The first time I read that statement, I was profoundly humbled; and I continue to be. Right now – I’m spending a good portion of my days helping Brian get from here to there, accommodating his scooter and crutches, and trying to run interference for him. I’ve also picked up some of his regular chores – things I really hadn’t paid much attention to until recently.
Before his surgery, Brian joked that he’d get a bell “to make it easier for me to know when he needed something” – Ha! He didn’t get a bell, and four weeks out, he’s still alive because of the wisdom in foregoing that purchase.

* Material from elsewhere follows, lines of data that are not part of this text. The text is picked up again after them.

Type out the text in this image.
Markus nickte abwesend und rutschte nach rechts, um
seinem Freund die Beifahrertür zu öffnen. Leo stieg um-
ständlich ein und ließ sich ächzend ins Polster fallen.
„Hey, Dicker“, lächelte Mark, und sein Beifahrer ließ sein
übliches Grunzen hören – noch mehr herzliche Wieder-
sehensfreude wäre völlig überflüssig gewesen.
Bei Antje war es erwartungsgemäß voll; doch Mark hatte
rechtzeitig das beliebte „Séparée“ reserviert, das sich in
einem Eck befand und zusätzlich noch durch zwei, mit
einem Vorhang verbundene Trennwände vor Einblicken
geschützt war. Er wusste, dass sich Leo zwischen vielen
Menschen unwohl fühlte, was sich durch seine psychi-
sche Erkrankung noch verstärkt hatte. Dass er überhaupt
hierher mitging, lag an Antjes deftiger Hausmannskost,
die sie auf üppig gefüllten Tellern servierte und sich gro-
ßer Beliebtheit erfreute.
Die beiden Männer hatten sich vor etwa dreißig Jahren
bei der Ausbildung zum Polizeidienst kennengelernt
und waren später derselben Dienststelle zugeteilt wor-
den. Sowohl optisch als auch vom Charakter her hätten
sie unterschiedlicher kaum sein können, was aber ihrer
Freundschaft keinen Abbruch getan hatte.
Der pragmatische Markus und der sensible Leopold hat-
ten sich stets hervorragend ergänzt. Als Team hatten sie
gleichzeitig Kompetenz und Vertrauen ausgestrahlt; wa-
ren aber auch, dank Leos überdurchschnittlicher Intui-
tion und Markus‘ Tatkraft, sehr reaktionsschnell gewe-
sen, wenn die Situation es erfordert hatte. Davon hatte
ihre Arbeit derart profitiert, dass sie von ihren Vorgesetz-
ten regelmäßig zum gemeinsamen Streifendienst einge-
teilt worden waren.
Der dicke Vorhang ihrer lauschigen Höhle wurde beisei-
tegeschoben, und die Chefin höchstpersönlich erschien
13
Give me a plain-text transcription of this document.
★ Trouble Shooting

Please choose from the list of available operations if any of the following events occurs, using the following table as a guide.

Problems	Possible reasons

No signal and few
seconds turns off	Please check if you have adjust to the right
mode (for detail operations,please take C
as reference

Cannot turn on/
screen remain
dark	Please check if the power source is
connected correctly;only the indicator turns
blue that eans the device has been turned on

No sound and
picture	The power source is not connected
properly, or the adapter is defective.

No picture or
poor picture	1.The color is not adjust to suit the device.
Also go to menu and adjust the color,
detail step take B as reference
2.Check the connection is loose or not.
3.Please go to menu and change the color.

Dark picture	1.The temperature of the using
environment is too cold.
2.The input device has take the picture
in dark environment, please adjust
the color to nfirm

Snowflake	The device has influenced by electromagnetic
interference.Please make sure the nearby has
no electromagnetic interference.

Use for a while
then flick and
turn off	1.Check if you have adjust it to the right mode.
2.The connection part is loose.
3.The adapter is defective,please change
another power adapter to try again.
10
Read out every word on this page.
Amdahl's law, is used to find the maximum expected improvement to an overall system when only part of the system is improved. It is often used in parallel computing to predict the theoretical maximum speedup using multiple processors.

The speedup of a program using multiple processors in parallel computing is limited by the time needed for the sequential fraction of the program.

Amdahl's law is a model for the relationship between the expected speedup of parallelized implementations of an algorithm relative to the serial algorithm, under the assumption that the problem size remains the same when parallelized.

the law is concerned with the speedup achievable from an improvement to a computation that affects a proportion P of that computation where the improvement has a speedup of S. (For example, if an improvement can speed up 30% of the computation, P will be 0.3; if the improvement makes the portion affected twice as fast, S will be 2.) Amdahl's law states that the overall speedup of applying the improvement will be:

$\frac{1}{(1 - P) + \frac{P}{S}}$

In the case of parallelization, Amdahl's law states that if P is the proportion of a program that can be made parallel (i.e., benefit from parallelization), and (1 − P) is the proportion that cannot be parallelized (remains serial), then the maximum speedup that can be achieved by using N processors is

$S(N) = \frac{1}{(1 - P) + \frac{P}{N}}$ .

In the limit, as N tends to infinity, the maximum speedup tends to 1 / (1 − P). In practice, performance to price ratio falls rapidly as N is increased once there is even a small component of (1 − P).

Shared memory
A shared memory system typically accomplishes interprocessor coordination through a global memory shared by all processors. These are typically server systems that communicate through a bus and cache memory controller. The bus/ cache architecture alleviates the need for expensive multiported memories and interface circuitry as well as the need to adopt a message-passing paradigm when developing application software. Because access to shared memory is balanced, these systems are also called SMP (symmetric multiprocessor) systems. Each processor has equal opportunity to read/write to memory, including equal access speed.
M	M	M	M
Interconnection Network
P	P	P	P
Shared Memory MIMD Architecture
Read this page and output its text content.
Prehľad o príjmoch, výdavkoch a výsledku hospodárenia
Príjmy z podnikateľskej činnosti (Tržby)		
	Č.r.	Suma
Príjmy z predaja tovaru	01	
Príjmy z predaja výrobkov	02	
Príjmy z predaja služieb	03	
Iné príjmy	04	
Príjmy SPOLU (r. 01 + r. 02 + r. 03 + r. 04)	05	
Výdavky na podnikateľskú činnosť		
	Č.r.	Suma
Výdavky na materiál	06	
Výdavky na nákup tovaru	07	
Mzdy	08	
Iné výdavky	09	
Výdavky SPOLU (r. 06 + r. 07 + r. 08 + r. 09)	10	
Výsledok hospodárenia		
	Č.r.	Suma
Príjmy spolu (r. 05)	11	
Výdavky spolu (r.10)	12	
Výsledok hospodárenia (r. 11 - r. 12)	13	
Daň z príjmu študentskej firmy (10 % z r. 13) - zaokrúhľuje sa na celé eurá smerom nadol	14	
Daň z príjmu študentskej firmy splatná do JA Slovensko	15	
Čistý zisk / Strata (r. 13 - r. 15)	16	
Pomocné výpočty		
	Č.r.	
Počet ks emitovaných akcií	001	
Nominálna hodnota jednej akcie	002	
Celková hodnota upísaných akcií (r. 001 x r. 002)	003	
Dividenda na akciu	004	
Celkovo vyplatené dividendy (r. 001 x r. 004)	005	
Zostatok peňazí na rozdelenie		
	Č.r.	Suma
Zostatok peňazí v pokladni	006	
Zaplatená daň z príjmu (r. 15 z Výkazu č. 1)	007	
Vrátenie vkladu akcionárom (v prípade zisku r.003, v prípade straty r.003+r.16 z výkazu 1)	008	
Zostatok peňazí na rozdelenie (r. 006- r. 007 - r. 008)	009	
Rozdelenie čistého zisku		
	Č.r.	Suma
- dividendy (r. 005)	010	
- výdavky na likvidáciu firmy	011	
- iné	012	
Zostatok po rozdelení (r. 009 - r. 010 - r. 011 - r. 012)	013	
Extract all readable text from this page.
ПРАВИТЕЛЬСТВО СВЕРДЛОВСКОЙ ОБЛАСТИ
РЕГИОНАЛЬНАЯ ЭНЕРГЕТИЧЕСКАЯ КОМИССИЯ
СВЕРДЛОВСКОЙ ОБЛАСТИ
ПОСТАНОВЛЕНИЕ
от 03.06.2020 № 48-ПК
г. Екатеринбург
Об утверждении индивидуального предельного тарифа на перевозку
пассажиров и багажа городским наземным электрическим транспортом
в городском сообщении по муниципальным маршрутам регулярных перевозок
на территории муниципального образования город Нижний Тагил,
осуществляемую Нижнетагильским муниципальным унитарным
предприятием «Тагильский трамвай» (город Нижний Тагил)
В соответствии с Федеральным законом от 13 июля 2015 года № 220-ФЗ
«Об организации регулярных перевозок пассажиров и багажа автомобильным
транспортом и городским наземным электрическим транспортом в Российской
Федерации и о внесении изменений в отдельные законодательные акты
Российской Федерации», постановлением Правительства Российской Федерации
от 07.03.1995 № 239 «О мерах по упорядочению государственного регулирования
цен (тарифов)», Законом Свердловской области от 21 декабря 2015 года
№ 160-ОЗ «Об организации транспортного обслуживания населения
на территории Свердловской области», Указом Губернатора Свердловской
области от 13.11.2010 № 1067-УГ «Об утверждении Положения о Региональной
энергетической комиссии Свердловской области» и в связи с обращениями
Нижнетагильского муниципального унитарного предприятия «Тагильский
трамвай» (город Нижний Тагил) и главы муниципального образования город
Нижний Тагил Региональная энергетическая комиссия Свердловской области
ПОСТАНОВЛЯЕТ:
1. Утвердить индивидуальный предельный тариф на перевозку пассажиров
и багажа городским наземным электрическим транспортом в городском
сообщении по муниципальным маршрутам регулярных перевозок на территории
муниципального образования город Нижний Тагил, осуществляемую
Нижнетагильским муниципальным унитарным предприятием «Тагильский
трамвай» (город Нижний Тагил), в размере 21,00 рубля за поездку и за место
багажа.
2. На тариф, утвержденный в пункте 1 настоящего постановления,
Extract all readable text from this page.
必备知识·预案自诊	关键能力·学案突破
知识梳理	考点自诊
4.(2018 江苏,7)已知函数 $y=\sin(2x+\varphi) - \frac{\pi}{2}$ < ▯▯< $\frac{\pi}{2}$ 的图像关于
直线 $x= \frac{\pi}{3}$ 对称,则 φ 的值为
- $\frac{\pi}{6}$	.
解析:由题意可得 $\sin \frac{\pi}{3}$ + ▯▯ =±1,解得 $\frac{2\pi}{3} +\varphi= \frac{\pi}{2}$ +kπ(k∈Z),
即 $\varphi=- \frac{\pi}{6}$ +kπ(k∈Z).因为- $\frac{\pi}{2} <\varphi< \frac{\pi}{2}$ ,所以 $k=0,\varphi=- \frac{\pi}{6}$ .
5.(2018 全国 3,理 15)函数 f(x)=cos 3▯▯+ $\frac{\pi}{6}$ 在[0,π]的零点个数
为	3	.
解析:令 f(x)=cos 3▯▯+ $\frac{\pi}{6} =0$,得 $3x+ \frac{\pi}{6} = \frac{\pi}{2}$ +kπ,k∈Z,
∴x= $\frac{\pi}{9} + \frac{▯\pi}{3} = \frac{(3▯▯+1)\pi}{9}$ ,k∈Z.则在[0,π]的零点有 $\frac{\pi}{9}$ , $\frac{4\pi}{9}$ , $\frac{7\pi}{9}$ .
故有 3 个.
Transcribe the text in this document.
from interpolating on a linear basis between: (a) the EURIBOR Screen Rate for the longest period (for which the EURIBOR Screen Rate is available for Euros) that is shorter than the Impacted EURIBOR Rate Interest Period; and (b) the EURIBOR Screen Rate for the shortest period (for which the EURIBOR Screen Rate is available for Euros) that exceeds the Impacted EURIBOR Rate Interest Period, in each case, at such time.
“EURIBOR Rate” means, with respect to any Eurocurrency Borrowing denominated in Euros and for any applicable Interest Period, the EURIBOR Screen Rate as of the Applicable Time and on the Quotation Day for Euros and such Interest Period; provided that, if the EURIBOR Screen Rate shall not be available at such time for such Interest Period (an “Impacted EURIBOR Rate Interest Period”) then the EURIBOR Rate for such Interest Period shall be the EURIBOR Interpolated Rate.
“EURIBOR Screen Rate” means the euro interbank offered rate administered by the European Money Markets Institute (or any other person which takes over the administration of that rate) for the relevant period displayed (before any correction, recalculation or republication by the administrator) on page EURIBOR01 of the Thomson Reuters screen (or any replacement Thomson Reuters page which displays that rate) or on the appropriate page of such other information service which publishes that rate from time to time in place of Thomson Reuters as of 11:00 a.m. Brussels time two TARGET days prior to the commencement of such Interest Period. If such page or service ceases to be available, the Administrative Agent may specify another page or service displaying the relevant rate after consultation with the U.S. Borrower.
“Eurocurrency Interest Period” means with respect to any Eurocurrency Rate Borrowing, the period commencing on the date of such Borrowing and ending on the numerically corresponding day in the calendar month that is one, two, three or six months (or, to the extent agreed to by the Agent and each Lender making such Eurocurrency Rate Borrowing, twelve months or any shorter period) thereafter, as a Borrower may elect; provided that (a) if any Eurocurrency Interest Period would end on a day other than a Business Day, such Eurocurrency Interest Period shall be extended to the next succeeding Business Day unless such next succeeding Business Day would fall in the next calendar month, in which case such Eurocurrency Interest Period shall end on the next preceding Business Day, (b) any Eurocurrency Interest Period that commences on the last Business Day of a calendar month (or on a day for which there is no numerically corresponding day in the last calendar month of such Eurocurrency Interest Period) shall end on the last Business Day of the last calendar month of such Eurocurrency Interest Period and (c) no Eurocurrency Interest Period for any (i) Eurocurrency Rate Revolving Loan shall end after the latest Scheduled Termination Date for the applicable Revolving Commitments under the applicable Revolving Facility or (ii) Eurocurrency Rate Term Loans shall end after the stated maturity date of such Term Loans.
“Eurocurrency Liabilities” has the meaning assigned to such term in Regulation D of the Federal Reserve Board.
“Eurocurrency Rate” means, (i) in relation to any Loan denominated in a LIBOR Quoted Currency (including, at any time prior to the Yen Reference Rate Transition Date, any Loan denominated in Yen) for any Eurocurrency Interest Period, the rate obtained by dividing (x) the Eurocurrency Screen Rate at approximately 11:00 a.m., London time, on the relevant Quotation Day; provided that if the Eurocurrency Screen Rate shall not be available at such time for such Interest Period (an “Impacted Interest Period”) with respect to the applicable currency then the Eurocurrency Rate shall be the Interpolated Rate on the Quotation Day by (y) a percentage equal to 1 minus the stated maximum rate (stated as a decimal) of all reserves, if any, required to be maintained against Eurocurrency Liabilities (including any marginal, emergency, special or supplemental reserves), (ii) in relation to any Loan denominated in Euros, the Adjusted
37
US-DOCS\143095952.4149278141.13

Imagine how annoying it would be if every single time Brian needed something, he rang a bell? Seriously – just ask for whatever you need! I have a name, and we have a relationship, Brian knows he can ask me anything and I’ll do my best to accommodate him.
A bell would have been the most impersonal and demanding call for attention; I’m afraid if we had purchased a bell, I would have hidden it, thrown it away, or thrown it at Brian so fast and hard that I would have needed shoulder surgery – and then a bell of my own.
However, as I’ve pondered Oswald Chambers’ statement, I’ve tried to think of things from God’s perspective. Do I have a prayer bell? Yes, and I’m afraid I use it more than I should. I know I have a relationship with God, I know his name! and yet, I ping my bell often with a command to give me this, or a get me that, forgetting that God is not at my beck and call.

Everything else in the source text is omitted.